“Para Começo de Conversa” consiste em uma série de entrevistas realizadas com as companhias, grupos e núcleos que participam do terceiro módulo do Modos de Existir, realizado na unidade Santo Amaro do SESC–SP entre os meses de outubro e novembro de 2013. Nestas entrevistas poderemos tangenciar como cada companhia, grupo ou núcleo tem se colocado diante das questões que nortearão as seis conversas que irão compor o grupo de estudos: Outros Modos de Existir Conversando. Abaixo você poderá acompanhar um começo de conversa com a Companhia de Danças de Diadema (SP) realizada via e-mail em outubro de 2013.

Além de ser uma companhia em seu formato mais conhecido […] é também uma equipe que se relaciona diretamente com a população local […]. Cada bailarino é também um artista orientador para estas atividades com a comunidade.”

Entrevista concedida por Ana Botosso, em outubro de 2013

 

Como surgiu a Companhia de Danças de Diadema? Por que permanecer como uma companhia no contexto da dança hoje?

Ana Botosso: Surgiu pela iniciativa da bailarina Ivonice Satie [1951–2008], em parceria com a Prefeitura do Município de Diadema, em 1995. Permanece como companhia para também se trabalhar a dança no coletivo, num contexto tão individualizado que existe hoje, no mundo das artes. É também uma das maneiras que há para se difundir a linguagem da dança, torná-la mais acessível a diversas plateias e aprimorar a capacidade artística de seus integrantes.

Como foi escolhido o nome da companhia? Por que Companhia de Danças de Diadema?

Ana Botosso: Foi escolhido pela Ivonice Satie, fundadora e diretora da companhia até 2003. Leva este nome, pois Diadema, além de ser sua cidade sede, é também incentivadora de seus trabalhos.
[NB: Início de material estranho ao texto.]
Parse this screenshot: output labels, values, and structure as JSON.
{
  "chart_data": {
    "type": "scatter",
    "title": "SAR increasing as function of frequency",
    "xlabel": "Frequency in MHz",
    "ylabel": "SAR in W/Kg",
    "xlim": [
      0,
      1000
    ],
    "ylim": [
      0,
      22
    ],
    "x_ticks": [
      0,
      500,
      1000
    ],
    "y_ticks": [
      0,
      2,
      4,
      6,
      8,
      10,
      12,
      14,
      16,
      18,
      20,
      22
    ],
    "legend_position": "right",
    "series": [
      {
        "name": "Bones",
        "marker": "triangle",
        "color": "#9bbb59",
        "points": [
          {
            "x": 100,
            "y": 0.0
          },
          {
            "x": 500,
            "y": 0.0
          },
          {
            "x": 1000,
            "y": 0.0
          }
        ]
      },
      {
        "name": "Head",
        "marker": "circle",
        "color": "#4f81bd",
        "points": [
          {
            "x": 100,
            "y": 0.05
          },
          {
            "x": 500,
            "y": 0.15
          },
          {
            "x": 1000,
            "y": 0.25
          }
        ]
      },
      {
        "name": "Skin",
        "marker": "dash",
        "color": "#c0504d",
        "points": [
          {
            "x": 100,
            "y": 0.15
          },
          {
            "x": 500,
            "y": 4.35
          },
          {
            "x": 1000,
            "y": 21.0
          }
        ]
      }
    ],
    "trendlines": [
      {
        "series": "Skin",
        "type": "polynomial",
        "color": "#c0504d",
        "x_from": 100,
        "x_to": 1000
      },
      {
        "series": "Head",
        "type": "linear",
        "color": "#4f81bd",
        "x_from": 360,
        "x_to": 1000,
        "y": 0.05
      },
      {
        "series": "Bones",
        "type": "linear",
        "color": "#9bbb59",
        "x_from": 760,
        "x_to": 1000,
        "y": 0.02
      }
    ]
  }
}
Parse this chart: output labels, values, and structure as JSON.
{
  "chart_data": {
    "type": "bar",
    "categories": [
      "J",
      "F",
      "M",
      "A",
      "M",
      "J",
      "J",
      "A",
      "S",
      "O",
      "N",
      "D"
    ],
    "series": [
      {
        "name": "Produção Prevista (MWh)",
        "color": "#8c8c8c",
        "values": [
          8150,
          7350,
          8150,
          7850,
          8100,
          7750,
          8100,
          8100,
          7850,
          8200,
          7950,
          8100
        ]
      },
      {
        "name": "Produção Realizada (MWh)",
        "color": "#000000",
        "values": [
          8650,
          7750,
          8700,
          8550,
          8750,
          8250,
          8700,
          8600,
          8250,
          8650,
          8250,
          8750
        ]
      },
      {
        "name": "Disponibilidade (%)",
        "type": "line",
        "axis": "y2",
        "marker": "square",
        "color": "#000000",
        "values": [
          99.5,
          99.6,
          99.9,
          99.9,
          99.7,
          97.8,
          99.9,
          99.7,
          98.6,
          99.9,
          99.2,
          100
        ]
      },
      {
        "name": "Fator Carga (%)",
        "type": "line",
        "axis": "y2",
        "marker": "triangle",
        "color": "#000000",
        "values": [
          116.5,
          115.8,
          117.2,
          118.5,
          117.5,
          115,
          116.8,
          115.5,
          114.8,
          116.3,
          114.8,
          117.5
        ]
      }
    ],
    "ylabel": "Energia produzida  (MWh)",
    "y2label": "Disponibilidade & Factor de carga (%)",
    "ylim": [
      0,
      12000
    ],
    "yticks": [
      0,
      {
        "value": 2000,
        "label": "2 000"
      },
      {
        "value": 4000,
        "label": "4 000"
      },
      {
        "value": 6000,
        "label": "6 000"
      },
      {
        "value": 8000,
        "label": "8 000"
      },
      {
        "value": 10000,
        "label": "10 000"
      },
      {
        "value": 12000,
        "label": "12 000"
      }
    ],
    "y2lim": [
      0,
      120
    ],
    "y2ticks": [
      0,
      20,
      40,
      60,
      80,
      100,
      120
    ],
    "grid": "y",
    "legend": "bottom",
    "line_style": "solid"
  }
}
Costumamos não abreviar mais o nome, como “Cia.”, mas usamos “Companhia”.

Como a escolha de se organizar como uma companhia aparece no processo criativo de vocês? Essa escolha tem alguma visibilidade nos espetáculos da Companhia de Danças de Diadema?

Ana Botosso: O fato dos integrantes trabalharem diariamente juntos por longo período e a pequena rotatividade do elenco propiciam maior afinidade artisticamente entre os integrantes.

Como a questão da autoria é discutida na Companhia de Danças de Diadema? A opção de ser uma companhia possui alguma relevância nesse sentido?

Ana Botosso: Não é tão simples a escolha de um criador para a companhia. Mas acredito que deva ser parecido em todas as organizações em núcleos de dança. A escolha por vezes em conjunto, por vezes pela direção, conforme as condições do momento.

Como a Companhia de Danças percebe sua relação com o dito mercado de dança e com as políticas públicas para a dança? A decisão de se constituir como uma companhia interfere nesse aspecto?

Ana Botosso: Nossa relação com o mercado de dança acontece na medida em que alcançamos uma boa divulgação de nosso trabalho, ou seja, a visibilidade. E também à medida que a produção necessária para cada evento seja algo de nosso alcance. Fora isso, o mercado de dança não deve interferir em nossas opções de criação. Procuramos nos basear em escolhas estéticas que diferenciem, desafiem e provoquem, tanto ao público que irá nos assistir quanto a nós mesmos. O fato de ser uma companhia não interfere, neste caso.

Como a Companhia de Danças vê sua relação com sua cidade de origem? Como o trabalho da companhia reverbera na cidade e vice e versa?

Ana Botosso: Há uma profunda e forte relação desta companhia com a cidade. Isso se dá por diversos fatores oriundos de seu perfil duplo. Além de ser uma companhia em seu formato mais conhecido, que realiza espetáculos, criações, turnês, é também uma equipe que se relaciona diretamente com a população local, através de um programa de oficinas no município. Cada bailarino é também um artista orientador para estas atividades com a comunidade.

Esta entrevista é uma ignição para os Outros Modos de Existir Conversando. Há quem diga que a conversa é uma via privilegiada pela qual o comum ganha forma.[^1] Nessa perspectiva, qual a importância de conversar sobre os modos de produção em dança hoje? Afinal, dançamos juntos?

Ana Botosso: A conversa é importante enquanto ela exerce um poder instigador aos interlocutores. Torna-se prolixa e desinteressa quando pretende “explicar” demais a arte. Se “dançamos juntos”? Juntos com quem? Com nossos parceiros que atuam na mesma linguagem artística? Juntos com a sociedade que nos prestigia? Em escalas distintas, ainda não como seria o ideal.

[^1]: GIELEN, Pascal; LAVAERT, Sonja. Art and common: a conversation with Antonio Negri.